Después de la explosión, la temperatura empezó a bajar y las partículas que surgieron se fueron uniendo, dando lugar a la materia: primero los átomos, luego las estrellas, los planetas, los asteroides… Todo un proceso que duró más de 13000 millones de años, los años de antigüedad que tiene el universo.
¿Y cuándo surgió la vida en la Tierra? Pues hace unos 3800 millones de años. Ojo, cuando hablamos de vida, no hablamos de nosotros, los seres humanos. Los primeros fósiles orgánicos tienen una edad de 3500 millones de años. Una vida que surgió tras numerosas reacciones químicas sometidas a unas condiciones de temperatura y presión determinadas.
Las primeras formas de vida pluricelular surgieron hace más de 2000 millones de años y, ¿sabes qué? El Homo sapiens evolucionó hace tan solo 200 mil años.
Todos estos números son para que nos demos cuenta de que, en realidad, no llevamos demasiado tiempo por aquí, teniendo en cuenta el tiempo que comenzó a formarse todo esto que conocemos, e, incluso, lo que no conocemos, que aún es mucho. Una vez leí que, si pudiéramos comparar el tiempo desde que ocurrió el big bang hasta la actualidad con un día, nosotros, los humanos, habríamos surgido ya cerca del anochecer. La vida se tomó su tiempo…
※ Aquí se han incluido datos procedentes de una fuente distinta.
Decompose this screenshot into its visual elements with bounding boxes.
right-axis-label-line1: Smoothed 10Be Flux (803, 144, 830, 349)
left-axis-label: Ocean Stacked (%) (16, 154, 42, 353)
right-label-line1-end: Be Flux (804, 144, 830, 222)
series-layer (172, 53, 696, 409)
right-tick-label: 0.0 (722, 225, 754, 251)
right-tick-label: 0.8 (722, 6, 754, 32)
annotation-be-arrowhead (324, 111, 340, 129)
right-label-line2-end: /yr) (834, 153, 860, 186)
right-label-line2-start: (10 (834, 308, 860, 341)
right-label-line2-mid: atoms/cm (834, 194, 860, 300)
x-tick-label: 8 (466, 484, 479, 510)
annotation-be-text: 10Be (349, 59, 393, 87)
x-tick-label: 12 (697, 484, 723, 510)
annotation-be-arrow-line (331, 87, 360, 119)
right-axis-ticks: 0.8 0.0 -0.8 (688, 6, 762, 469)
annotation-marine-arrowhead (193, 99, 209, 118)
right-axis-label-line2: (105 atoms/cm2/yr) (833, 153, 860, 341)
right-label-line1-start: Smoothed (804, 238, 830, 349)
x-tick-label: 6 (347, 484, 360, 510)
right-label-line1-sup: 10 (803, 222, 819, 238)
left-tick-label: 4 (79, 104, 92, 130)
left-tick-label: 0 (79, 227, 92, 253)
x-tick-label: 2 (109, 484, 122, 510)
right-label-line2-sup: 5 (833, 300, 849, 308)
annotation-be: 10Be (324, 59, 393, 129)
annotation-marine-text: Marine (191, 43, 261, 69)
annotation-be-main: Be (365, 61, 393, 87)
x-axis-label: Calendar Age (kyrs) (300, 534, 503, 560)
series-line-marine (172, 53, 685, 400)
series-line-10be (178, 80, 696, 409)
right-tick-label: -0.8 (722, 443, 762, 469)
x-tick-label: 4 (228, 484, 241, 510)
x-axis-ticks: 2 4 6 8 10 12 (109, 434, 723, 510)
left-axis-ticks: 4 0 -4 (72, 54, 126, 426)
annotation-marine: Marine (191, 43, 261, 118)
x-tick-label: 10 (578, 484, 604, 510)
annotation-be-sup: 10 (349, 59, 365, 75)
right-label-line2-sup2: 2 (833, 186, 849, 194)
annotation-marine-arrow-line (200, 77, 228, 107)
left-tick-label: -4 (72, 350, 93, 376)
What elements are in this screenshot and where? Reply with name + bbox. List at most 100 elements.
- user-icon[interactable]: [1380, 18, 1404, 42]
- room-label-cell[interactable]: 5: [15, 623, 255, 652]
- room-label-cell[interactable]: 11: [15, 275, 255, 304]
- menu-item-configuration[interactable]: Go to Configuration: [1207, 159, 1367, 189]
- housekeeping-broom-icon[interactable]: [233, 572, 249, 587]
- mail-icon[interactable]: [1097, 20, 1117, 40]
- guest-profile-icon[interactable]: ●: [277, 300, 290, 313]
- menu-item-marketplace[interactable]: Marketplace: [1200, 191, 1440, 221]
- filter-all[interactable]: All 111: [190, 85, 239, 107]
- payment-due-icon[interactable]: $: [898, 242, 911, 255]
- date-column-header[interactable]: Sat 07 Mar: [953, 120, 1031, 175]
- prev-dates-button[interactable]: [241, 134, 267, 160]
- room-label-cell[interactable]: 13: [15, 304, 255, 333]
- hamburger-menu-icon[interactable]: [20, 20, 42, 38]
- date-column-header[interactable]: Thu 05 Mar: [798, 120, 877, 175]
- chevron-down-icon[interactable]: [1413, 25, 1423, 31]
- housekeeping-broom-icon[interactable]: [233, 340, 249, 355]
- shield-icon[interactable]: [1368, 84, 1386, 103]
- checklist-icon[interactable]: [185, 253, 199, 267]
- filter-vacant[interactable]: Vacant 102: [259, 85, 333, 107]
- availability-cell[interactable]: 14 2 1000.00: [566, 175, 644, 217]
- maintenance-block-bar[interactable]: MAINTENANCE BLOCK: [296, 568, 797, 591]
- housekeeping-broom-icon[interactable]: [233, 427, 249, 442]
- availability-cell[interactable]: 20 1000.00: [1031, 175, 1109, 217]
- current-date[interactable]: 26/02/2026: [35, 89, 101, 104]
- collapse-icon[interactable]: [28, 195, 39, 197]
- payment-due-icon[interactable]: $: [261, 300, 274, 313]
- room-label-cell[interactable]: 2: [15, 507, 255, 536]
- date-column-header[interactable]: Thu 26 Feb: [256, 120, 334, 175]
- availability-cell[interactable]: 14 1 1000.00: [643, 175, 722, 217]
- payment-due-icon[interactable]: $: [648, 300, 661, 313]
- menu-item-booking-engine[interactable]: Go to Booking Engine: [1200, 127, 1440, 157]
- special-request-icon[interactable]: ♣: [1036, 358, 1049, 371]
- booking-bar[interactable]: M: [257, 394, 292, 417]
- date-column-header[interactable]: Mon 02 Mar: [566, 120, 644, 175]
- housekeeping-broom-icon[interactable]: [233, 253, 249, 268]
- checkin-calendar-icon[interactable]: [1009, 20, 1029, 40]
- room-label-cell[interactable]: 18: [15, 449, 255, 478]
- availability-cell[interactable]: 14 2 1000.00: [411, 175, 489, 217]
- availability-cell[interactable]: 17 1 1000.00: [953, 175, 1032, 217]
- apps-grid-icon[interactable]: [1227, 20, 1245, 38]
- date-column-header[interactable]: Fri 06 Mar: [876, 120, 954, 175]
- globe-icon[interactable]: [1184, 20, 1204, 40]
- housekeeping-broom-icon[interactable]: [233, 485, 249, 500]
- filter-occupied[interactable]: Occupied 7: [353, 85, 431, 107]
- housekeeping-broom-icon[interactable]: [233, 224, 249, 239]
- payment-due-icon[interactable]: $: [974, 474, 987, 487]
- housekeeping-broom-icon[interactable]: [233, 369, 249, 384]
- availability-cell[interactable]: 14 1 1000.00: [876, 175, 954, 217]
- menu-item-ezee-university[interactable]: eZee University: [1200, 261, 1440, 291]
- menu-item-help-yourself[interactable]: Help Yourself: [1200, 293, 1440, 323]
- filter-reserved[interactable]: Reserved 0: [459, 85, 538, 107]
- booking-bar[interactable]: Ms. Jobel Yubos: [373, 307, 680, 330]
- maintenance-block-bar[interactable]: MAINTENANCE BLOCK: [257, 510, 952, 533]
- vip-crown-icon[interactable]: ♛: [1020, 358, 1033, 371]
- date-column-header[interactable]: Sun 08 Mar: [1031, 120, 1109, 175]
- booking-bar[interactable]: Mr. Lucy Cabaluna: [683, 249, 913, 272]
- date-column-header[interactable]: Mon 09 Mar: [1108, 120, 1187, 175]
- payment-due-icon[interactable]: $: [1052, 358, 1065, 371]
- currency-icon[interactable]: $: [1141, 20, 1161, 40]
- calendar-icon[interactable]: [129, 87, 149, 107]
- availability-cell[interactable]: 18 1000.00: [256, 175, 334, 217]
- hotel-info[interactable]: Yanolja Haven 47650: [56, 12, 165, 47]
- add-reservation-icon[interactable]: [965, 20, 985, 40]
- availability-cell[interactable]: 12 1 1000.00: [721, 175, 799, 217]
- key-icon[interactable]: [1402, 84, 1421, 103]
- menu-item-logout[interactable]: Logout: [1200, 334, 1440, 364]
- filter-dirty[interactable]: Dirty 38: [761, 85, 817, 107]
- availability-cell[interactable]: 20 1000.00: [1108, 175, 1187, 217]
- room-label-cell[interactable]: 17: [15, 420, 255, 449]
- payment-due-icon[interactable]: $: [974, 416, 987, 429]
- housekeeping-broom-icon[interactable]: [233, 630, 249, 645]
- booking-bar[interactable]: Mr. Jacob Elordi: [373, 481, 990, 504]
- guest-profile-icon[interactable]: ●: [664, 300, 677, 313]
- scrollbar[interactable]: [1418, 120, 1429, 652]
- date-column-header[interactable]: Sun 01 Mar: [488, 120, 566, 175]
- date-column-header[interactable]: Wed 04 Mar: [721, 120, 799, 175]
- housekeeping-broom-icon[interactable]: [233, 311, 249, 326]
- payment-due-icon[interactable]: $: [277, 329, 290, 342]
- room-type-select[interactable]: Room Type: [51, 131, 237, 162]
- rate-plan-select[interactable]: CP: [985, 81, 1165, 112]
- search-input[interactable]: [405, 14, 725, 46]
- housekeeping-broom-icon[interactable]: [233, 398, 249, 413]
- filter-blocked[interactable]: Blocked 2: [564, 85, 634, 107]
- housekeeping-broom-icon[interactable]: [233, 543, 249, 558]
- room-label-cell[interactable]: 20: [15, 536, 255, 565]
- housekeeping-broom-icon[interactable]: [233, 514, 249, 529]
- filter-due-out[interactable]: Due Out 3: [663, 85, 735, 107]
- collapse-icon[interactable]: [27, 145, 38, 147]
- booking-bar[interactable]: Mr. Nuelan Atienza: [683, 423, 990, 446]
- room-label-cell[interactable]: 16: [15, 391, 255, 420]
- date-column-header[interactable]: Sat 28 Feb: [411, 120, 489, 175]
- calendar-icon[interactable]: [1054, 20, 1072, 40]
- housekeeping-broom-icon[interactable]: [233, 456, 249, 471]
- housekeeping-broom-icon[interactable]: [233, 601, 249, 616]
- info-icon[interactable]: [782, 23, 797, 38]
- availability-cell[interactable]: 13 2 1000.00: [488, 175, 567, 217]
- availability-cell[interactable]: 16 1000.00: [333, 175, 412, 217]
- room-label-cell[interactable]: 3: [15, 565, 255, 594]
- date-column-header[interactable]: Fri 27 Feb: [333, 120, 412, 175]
Muchos procesos que se han dado o se dan en la naturaleza han surgido después de un periodo largo de tiempo: miles de millones de años, como es el caso del universo; millones de años, como es la formación de montañas (el río Colorado comenzó a formar el cañón que lleva el mismo nombre hace 17 millones de años); cientos de miles de años, como es el surgimiento de nuestra especie; miles de años, como algunos árboles… o 9 meses, como es la gestación de un ser humano. Nada (o casi nada) que merezca la pena surge de un día para otro. Todo requiere una espera. Pero no es una espera pasiva. Se trata, más bien, de una espera rumiante, activa, que hace, que se expande, que no deja de re-crear, que va en camino hacia la conquista de su culminación.
Esto debe resultarnos familiar a los cristianos. No en vano, antes de la Navidad, celebramos el Adviento, que es un tiempo de espera, la misma espera movilizadora que ocurre en nuestra Madre Naturaleza.
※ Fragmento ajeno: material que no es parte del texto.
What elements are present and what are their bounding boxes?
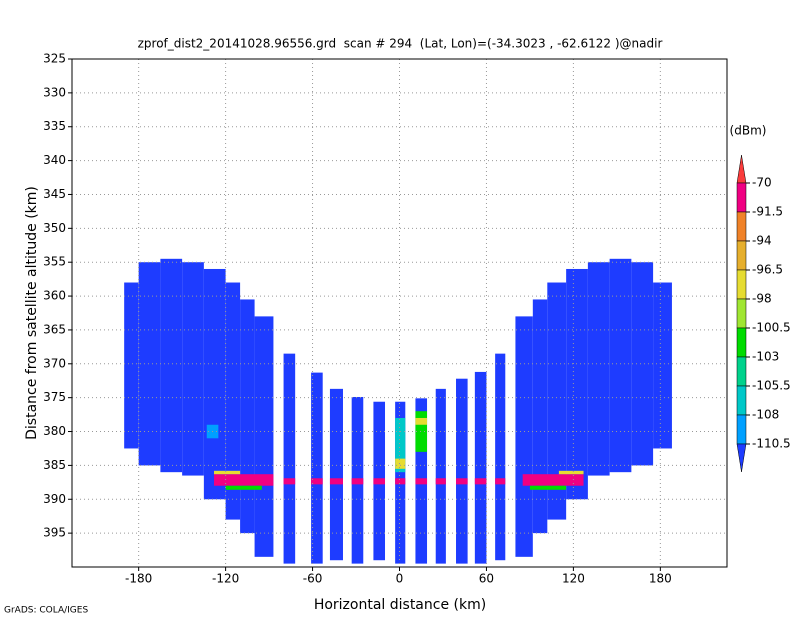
colorbar-tick-label: -105.5 [752, 379, 791, 393]
heatmap-cell [631, 262, 654, 466]
heatmap-cell [435, 478, 446, 485]
heatmap-cell [522, 474, 584, 486]
heatmap-cell [373, 478, 386, 485]
colorbar-swatch [736, 240, 747, 271]
heatmap-cell [495, 478, 506, 485]
colorbar-swatch [736, 414, 747, 445]
heatmap-cell [283, 478, 296, 485]
heatmap-cell [225, 485, 262, 490]
heatmap-cell [395, 458, 406, 469]
heatmap-cell [311, 478, 323, 485]
colorbar-swatch [736, 269, 747, 300]
colorbar-swatch [736, 211, 747, 242]
heatmap-cell [558, 470, 584, 475]
x-tick-label: -180 [125, 572, 152, 586]
x-axis-label: Horizontal distance (km) [314, 597, 486, 613]
heatmap-cell [283, 353, 296, 564]
y-tick-label: 390 [43, 492, 66, 506]
colorbar-swatch [736, 327, 747, 358]
heatmap-cell [329, 388, 343, 561]
colorbar-triangle [736, 154, 747, 184]
y-tick-label: 385 [43, 458, 66, 472]
heatmap-cell [456, 478, 468, 485]
heatmap-cell [515, 316, 533, 557]
footer: GrADS: COLA/IGES [4, 606, 88, 616]
heatmap-cell [203, 268, 226, 500]
colorbar-tick-label: -103 [752, 350, 779, 364]
heatmap-cell [456, 378, 468, 564]
x-tick-label: -60 [303, 572, 323, 586]
y-tick-label: 325 [43, 52, 66, 66]
colorbar-tick-label: -91.5 [752, 205, 783, 219]
heatmap-cell [587, 262, 610, 476]
y-tick-label: 365 [43, 322, 66, 336]
heatmap-cell [160, 258, 183, 473]
x-tick-label: 180 [649, 572, 672, 586]
heatmap-cell [532, 299, 548, 534]
heatmap-cell [138, 262, 161, 466]
heatmap-cell [653, 282, 672, 449]
colorbar-triangle [736, 443, 747, 473]
colorbar-tick-label: -98 [752, 292, 772, 306]
colorbar-tick-label: -96.5 [752, 263, 783, 277]
colorbar-tick-label: -100.5 [752, 321, 791, 335]
heatmap-cell [395, 478, 406, 485]
y-tick-label: 335 [43, 119, 66, 133]
heatmap-cell [415, 417, 428, 425]
y-tick-label: 355 [43, 255, 66, 269]
heatmap-cell [311, 372, 323, 564]
heatmap-cell [495, 353, 506, 561]
y-tick-label: 350 [43, 221, 66, 235]
heatmap-cell [415, 478, 428, 485]
heatmap-cell [474, 371, 487, 564]
x-tick-label: 120 [562, 572, 585, 586]
heatmap-cell [240, 299, 255, 534]
heatmap-cell [415, 411, 428, 452]
colorbar-tick-label: -70 [752, 176, 772, 190]
heatmap-cell [566, 268, 588, 500]
y-tick-label: 360 [43, 289, 66, 303]
y-tick-label: 380 [43, 424, 66, 438]
heatmap-cell [214, 470, 241, 475]
heatmap-cell [529, 485, 567, 490]
y-tick-label: 340 [43, 153, 66, 167]
colorbar-tick-label: -108 [752, 408, 779, 422]
colorbar-swatch [736, 298, 747, 329]
colorbar-swatch [736, 356, 747, 387]
heatmap-cell [395, 417, 406, 473]
heatmap-cell [435, 388, 446, 564]
y-tick-label: 345 [43, 187, 66, 201]
y-tick-label: 330 [43, 85, 66, 99]
y-axis-label: Distance from satellite altitude (km) [24, 186, 40, 440]
heatmap-cell [351, 478, 364, 485]
heatmap-cell [329, 478, 343, 485]
heatmap-cell [474, 478, 487, 485]
plot-frame [71, 58, 728, 568]
colorbar-tick-label: -94 [752, 234, 772, 248]
heatmap-cell [609, 258, 632, 473]
x-tick-label: 0 [396, 572, 404, 586]
y-tick-label: 370 [43, 356, 66, 370]
heatmap-cell [254, 316, 274, 557]
heatmap-cell [225, 282, 241, 520]
x-tick-label: -120 [212, 572, 239, 586]
colorbar-tick-label: -110.5 [752, 437, 791, 451]
heatmap-cell [182, 262, 204, 476]
heatmap-cell [124, 282, 139, 449]
colorbar-label: (dBm) [730, 124, 767, 138]
x-tick-label: 60 [479, 572, 494, 586]
heatmap-cell [214, 474, 274, 486]
y-tick-label: 395 [43, 526, 66, 540]
colorbar-swatch [736, 182, 747, 213]
colorbar-swatch [736, 385, 747, 416]
y-tick-label: 375 [43, 390, 66, 404]
heatmap-cell [547, 282, 567, 520]
chart-title: zprof_dist2_20141028.96556.grd scan # 29… [138, 37, 663, 51]
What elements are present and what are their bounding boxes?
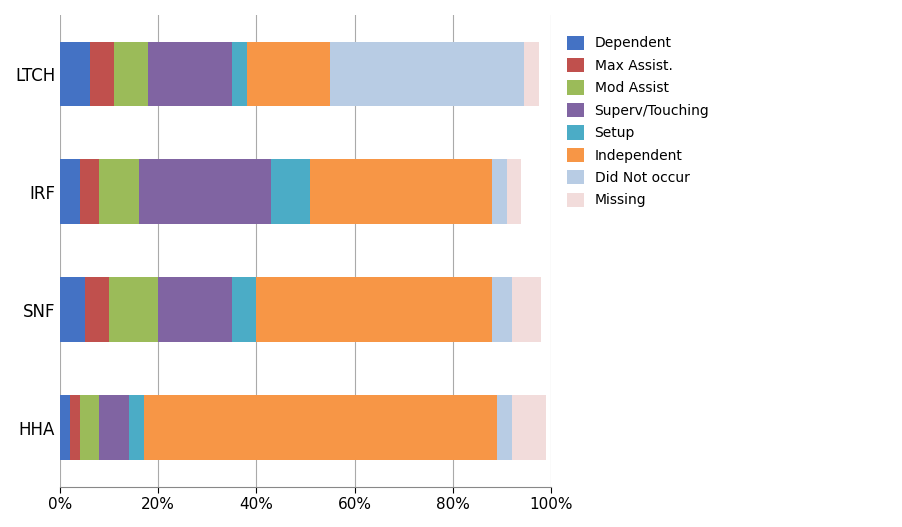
Bar: [85, 277, 109, 342]
Bar: [511, 277, 541, 342]
Bar: [79, 395, 99, 460]
Bar: [114, 42, 149, 106]
Bar: [272, 160, 310, 225]
Bar: [99, 160, 139, 225]
Bar: [507, 160, 521, 225]
Bar: [109, 277, 158, 342]
Bar: [497, 395, 511, 460]
Bar: [524, 42, 538, 106]
Legend: Dependent, Max Assist., Mod Assist, Superv/Touching, Setup, Independent, Did Not: Dependent, Max Assist., Mod Assist, Supe…: [563, 32, 713, 212]
Bar: [246, 42, 330, 106]
Bar: [139, 160, 272, 225]
Bar: [330, 42, 524, 106]
Bar: [143, 395, 497, 460]
Bar: [89, 42, 114, 106]
Bar: [232, 277, 256, 342]
Bar: [129, 395, 143, 460]
Bar: [60, 42, 89, 106]
Bar: [70, 395, 79, 460]
Bar: [99, 395, 129, 460]
Bar: [492, 277, 511, 342]
Bar: [158, 277, 232, 342]
Bar: [60, 277, 85, 342]
Bar: [60, 395, 70, 460]
Bar: [511, 395, 546, 460]
Bar: [256, 277, 492, 342]
Bar: [60, 160, 79, 225]
Bar: [79, 160, 99, 225]
Bar: [232, 42, 246, 106]
Bar: [492, 160, 507, 225]
Bar: [310, 160, 492, 225]
Bar: [149, 42, 232, 106]
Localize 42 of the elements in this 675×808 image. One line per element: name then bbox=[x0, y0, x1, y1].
La espera cristiana es una espera que, mientras espera, va edificando, va preparando, va haciendo camino… Es una espera que se vive en la confianza de que, efectivamente, hay algo, alguien a quien esperar.
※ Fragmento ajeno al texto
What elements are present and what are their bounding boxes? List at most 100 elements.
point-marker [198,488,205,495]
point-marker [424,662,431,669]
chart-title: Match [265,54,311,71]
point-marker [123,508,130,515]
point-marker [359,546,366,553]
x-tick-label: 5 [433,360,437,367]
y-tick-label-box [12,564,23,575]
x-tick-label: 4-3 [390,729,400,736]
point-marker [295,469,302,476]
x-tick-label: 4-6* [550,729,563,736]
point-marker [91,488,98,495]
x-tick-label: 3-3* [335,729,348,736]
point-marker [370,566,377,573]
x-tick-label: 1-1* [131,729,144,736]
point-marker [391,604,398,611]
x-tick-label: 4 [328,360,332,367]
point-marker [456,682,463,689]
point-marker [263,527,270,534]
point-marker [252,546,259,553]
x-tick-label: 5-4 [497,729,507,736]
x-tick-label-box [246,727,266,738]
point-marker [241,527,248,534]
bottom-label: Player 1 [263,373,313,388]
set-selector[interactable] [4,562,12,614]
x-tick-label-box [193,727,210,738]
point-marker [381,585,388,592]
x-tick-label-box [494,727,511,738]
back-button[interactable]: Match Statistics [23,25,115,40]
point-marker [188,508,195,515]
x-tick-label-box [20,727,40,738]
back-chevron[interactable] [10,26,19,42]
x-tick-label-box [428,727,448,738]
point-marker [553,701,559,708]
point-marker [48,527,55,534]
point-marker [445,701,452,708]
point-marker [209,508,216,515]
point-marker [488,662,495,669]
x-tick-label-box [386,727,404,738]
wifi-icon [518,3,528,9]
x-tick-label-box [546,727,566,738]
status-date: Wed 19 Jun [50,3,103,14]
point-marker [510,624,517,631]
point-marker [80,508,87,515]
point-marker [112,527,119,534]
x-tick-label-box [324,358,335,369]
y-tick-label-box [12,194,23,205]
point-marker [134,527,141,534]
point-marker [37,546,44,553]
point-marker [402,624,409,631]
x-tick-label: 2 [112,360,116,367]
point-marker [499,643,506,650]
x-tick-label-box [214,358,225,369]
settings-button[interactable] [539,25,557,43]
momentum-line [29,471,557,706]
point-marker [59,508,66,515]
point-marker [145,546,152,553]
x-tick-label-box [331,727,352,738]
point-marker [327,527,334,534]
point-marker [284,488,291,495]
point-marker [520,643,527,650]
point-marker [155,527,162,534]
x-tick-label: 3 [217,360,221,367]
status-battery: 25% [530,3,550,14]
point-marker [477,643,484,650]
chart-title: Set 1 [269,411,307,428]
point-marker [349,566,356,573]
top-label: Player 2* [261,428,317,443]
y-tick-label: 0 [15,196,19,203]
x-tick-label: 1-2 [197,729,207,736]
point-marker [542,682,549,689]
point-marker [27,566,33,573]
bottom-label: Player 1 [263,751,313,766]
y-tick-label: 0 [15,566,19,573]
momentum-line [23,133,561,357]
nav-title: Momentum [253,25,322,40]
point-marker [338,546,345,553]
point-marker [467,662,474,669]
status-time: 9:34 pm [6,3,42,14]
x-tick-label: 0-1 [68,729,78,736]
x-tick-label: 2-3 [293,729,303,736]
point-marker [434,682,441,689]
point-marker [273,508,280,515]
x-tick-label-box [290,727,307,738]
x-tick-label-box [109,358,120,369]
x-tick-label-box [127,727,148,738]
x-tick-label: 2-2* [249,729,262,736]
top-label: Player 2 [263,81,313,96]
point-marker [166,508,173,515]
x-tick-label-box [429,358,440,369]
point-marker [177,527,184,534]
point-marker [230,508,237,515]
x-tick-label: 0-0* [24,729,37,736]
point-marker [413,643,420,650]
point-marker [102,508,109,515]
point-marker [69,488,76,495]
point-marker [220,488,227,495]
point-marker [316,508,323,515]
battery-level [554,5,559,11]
Vivamos estos últimos días de Adviento en esa “espera rumiante”, impulsora y constructiva. No nos quedemos a medio camino, no caigamos en la trampa de que ya no queda más tramo que caminar. Mientras esperas, imita a la naturaleza: expándete, crece, deja huella, evoluciona, da forma…Y será en ese quehacer silencioso donde la esperanza se hace un hueco, donde el propio Jesús entra en tu historia.